SMRs and AMRs

Wednesday, April 23, 2014

Implants as Thin as Tattoos and Devices That Dissolve in the Body

Bionics to Track Your Health

By Robert Lee Hotz, WSJ
April 21, 2014 5:46 p.m. ET

At laboratories in the U.S., Switzerland, and Korea, bioengineers are developing unusually flexible ultrathin electronics that promise to free medical diagnostics from the clinical tethers of cables and power cords, to make the mechanics of measuring vital signs more intimate. Robert Lee Hotz reports.

Imagine a digital tattoo that transmits skin temperature; a transparent sensor on a contact lens that tests for glaucoma; a pliable pacemaker wrapped around a beating heart; and an implant that controls pain after surgery, then dissolves harmlessly when it is no longer needed.

Each one is an experiment under way today in the biophysics of personal medicine.

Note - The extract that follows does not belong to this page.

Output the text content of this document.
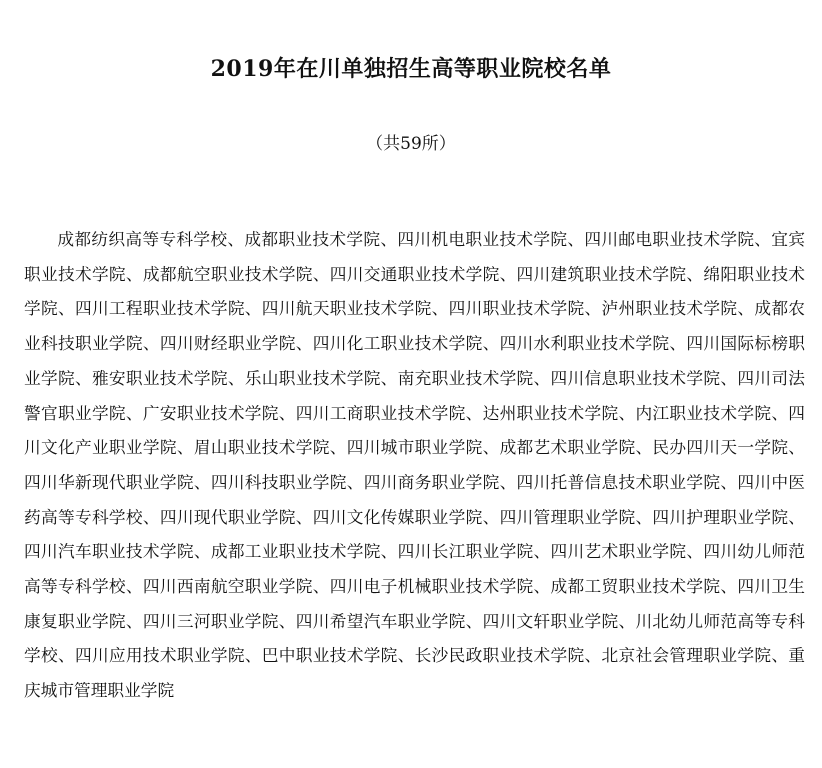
2019年在川单独招生高等职业院校名单
（共59所）

成都纺织高等专科学校、成都职业技术学院、四川机电职业技术学院、四川邮电职业技术学院、宜宾职业技术学院、成都航空职业技术学院、四川交通职业技术学院、四川建筑职业技术学院、绵阳职业技术学院、四川工程职业技术学院、四川航天职业技术学院、四川职业技术学院、泸州职业技术学院、成都农业科技职业学院、四川财经职业学院、四川化工职业技术学院、四川水利职业技术学院、四川国际标榜职业学院、雅安职业技术学院、乐山职业技术学院、南充职业技术学院、四川信息职业技术学院、四川司法警官职业学院、广安职业技术学院、四川工商职业技术学院、达州职业技术学院、内江职业技术学院、四川文化产业职业学院、眉山职业技术学院、四川城市职业学院、成都艺术职业学院、民办四川天一学院、四川华新现代职业学院、四川科技职业学院、四川商务职业学院、四川托普信息技术职业学院、四川中医药高等专科学校、四川现代职业学院、四川文化传媒职业学院、四川管理职业学院、四川护理职业学院、四川汽车职业技术学院、成都工业职业技术学院、四川长江职业学院、四川艺术职业学院、四川幼儿师范高等专科学校、四川西南航空职业学院、四川电子机械职业技术学院、成都工贸职业技术学院、四川卫生康复职业学院、四川三河职业学院、四川希望汽车职业学院、四川文轩职业学院、川北幼儿师范高等专科学校、四川应用技术职业学院、巴中职业技术学院、长沙民政职业技术学院、北京社会管理职业学院、重庆城市管理职业学院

At laboratories in the U.S., Switzerland, and Korea, bioengineers are developing unusually flexible ultrathin electronics that promise to free medical diagnostics from the clinical tethers of cables and power cords, to make measuring vital signs more intimate and effective. Unlike today's rigid computer semiconductor chips, these bionics are designed to stretch, fold and bend without breaking. They are curvy and soft like much of the body itself.

"It is such a different way of thinking about electronics, making things stretchy," said material scientist John A. Rogers at the University of Illinois at Urbana-Champaign who helped pioneer the technology. "There are a lot of things in human health care that we could do with these that are impossible today."